En el consejo se abrió un debate crítico debido la limpieza étnica que está llevando a cabo Birmania en perjuicio de los Rohingya, sin embargo, se dejaron escuchar tantas críticas como poca voluntad de detener la terrible situación que está cerca de convertirse en un genocidio; en medio de esto Nikki Haley, embajadora de Estados Unidos en la ONU, por primera vez se refirió a ésta crisis con un tono bastante fuerte.

Señaló que solo hay una forma de describir las acciones del Gobierno de Birmania como lo que son, brutales y enmarcadas en una campaña continuada dedicada a erradicar del país a una minoría étnica, como es el caso de los Rohingya a quienes el país les arrebató su identidad nacional en 1982.

La premio Nobel de la Paz y dirigente civil de Birmania, Aung San Suu Kyi fue directamente aludida en las críticas de Nikki Haley cuando indicó que los líderes birmanos deberían sentir vergüenza de lo que están haciendo en contra de los Rohingya, sobre todo después de haber dejado el pellejo en su lucha por un país democrático y abierto, la embajadora no estuvo presente justo para evitar afrontar las críticas al respecto dado que su gestión actual está de acuerdo con la actuación militar.

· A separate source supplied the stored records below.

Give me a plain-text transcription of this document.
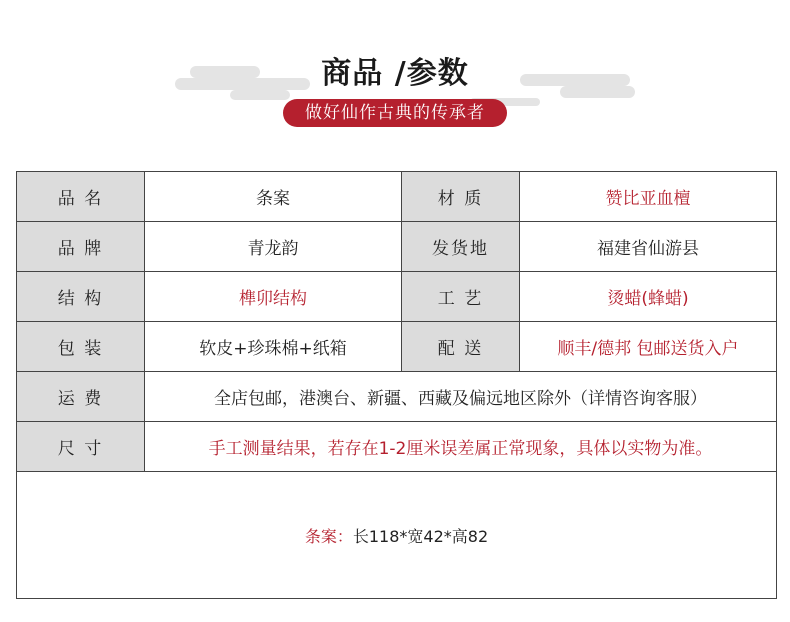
商品 /参数
做好仙作古典的传承者
品 名	条案	材 质	赞比亚血檀
品 牌	青龙韵	发货地	福建省仙游县
结 构	榫卯结构	工 艺	烫蜡(蜂蜡)
包 装	软皮+珍珠棉+纸箱	配 送	顺丰/德邦 包邮送货入户
运 费	全店包邮，港澳台、新疆、西藏及偏远地区除外（详情咨询客服）
尺 寸	手工测量结果，若存在1-2厘米误差属正常现象，具体以实物为准。
条案：长118*宽42*高82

Niños Rohingya en un campo de “desplazados internos”, eufemismo de campo de concentración.

Haley continuó diciendo que los países que suministran armamentos a Birmania deben dejar de hacerlo hasta poder establecer responsabilidades por medio de la implementación de medidas, así mismo, los militares birmanos deben respetar los derechos y libertades fundamentales de los seres humanos, atrás se han quedado los tiempos de lenguaje diplomático.

Pese al dictamen de la UE y de Estados Unidos de prohibir el comercio de armas con Naypyidaw, Israel ha sido constante en el suministro de estas al país surasiático sin poner reparo en que su ejército es acusado de cometer cantidad de abusos de manera sistemática contra los grupos étnicos de su país, de hecho, es el único país occidental que continua con estas transacciones comerciales y sobre el que pesa un caso donde activistas de DDHH los han denunciado; el respecto han dicho que mantendrán en secreto el veredicto.

Antonio Guterres, secretario general de la ONU, hizo un llamado a las autoridades birmanas para que cese la ofensiva y permitan el acceso irrestricto de ayuda humanitaria así como garantizar el retorno de las personas a sus lugares de origen, la represión de los militares y del gobierno en sí mismo es inaceptable.

Más allá de todo esto, no se vislumbra ninguna sanción, los países asociados con Birmania, como Rusia y China no tienen disposición de votar a favor de ningún embargo o sanción.